John Vincent Daniels Jr. Square
Vincent Daniels Square
This square honors Vincent Daniels, Jr., a Woodside resident killed in action during World War I. He served as a Private 1st Class in the 102nd Field Signal Company and lost his life during the final days of the war in 1918. In 1933 the Board of Alderman named this site Vincent Daniels Square, “to pay tribute to a son of Queens County who made the supreme sacrifice in the World War.”
During New York's colonial period, Woodside was known as "suicide's paradise," as it was largely comprised of snake-infested swamps and wolf-ridden woodlands. The Dutch gave Father John Doughty, a colonist from Massachusetts, a charter for 13,000 acres in 1642, and thus began the region's settlement. During the mid-1800s, several wealthy men moved from Charleston, South Carolina to build mansions in the region, including John Kelly. Kelly's son John Andrew Kelly worked as a newspaper man and wrote a set of articles entitled "Letters from Woodside," romanticizing his view of the woods from his window. When developer Benjamin Hitchcock bought the Kelly estate in 1867 to develop a village, he favored the name Woodside over "suicide's paradise" for his new town.

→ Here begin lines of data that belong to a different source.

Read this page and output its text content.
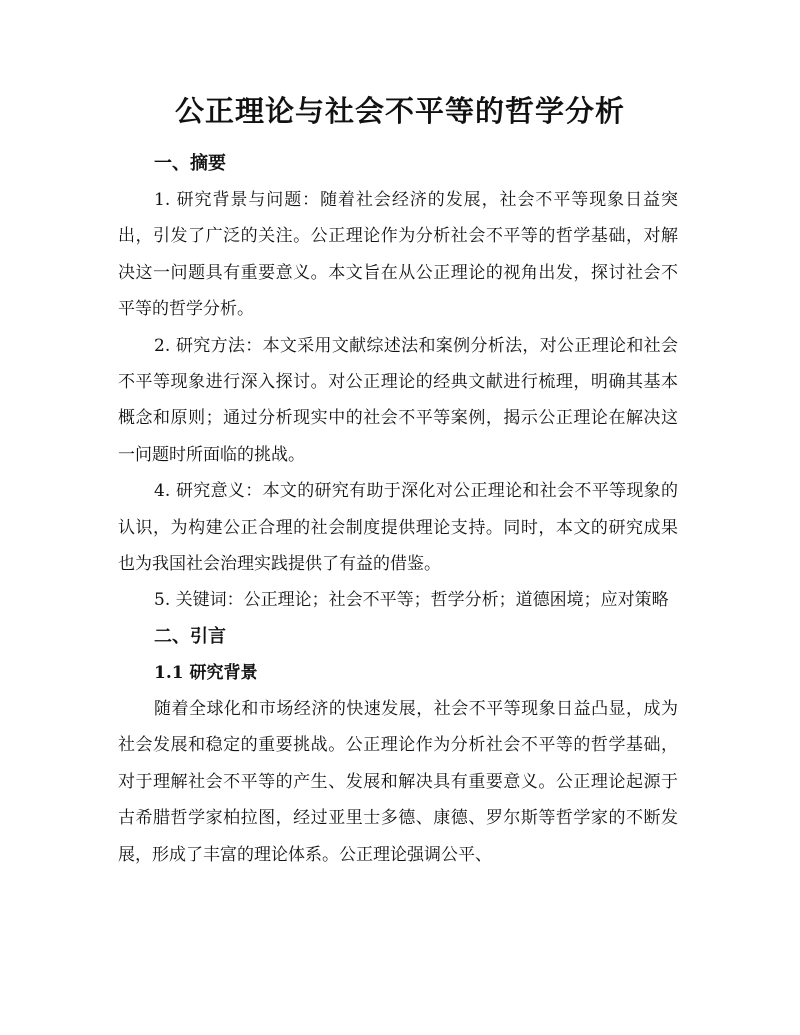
公正理论与社会不平等的哲学分析
一、摘要

1. 研究背景与问题：随着社会经济的发展，社会不平等现象日益突出，引发了广泛的关注。公正理论作为分析社会不平等的哲学基础，对解决这一问题具有重要意义。本文旨在从公正理论的视角出发，探讨社会不平等的哲学分析。

2. 研究方法：本文采用文献综述法和案例分析法，对公正理论和社会不平等现象进行深入探讨。对公正理论的经典文献进行梳理，明确其基本概念和原则；通过分析现实中的社会不平等案例，揭示公正理论在解决这一问题时所面临的挑战。

4. 研究意义：本文的研究有助于深化对公正理论和社会不平等现象的认识，为构建公正合理的社会制度提供理论支持。同时，本文的研究成果也为我国社会治理实践提供了有益的借鉴。

5. 关键词：公正理论；社会不平等；哲学分析；道德困境；应对策略

二、引言
1.1 研究背景

随着全球化和市场经济的快速发展，社会不平等现象日益凸显，成为社会发展和稳定的重要挑战。公正理论作为分析社会不平等的哲学基础，对于理解社会不平等的产生、发展和解决具有重要意义。公正理论起源于古希腊哲学家柏拉图，经过亚里士多德、康德、罗尔斯等哲学家的不断发展，形成了丰富的理论体系。公正理论强调公平、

Woodside saw a huge building boom in 1869, when Hitchcock divided the Kelly farm into lots, which he sold for between $100 and $300 each. He also built streets in the village, and his interest encouraged other builders to join in developing the area. Eventually, other large estates were sold and developed. The Long Island and the Flushing Rail Road companies merged and opened a station in Woodside in 1895. When the Queensboro Bridge opened in 1909, the population of Woodside rose to nearly six thousand people. Elevated train lines branched into the neighborhood and opened in 1917, causing the population to jump again. In the 1920s, the last tracts of undeveloped land disappeared. After World War II (1939-1945), many of the houses in Woodside were torn down to make way for apartment buildings.
In 1920 the City acquired this parcel of land and by 1924 Queens Borough President Maurice E. Connolly (1880-1935) had begun to develop it as a small park. In July 1934, Borough President George U. Harvey conveyed the land to Parks. A landscape plan from 1935 reveals that the site featured three walkways connecting at the center of the triangle with areas designated for benches, and a newsstand.
Vincent Daniels Square is bounded by Roosevelt and 43rd avenues, and 51st Street, and is characterized by a flagpole that stands on an upraised platform, a water fountain, walkways, benches, trees, and bushes. At the eastern apex of the triangle stands a bronze commemorative plaque buttressed by a granite platform. The memorial honors Private Daniels for sacrificing his life for his country and others around the world.
In 1983 Mayor Edward I. Koch sponsored renovations at Vincent Daniels Square. New curbs and fencing were installed, the flagpole was reset, and trees were planted.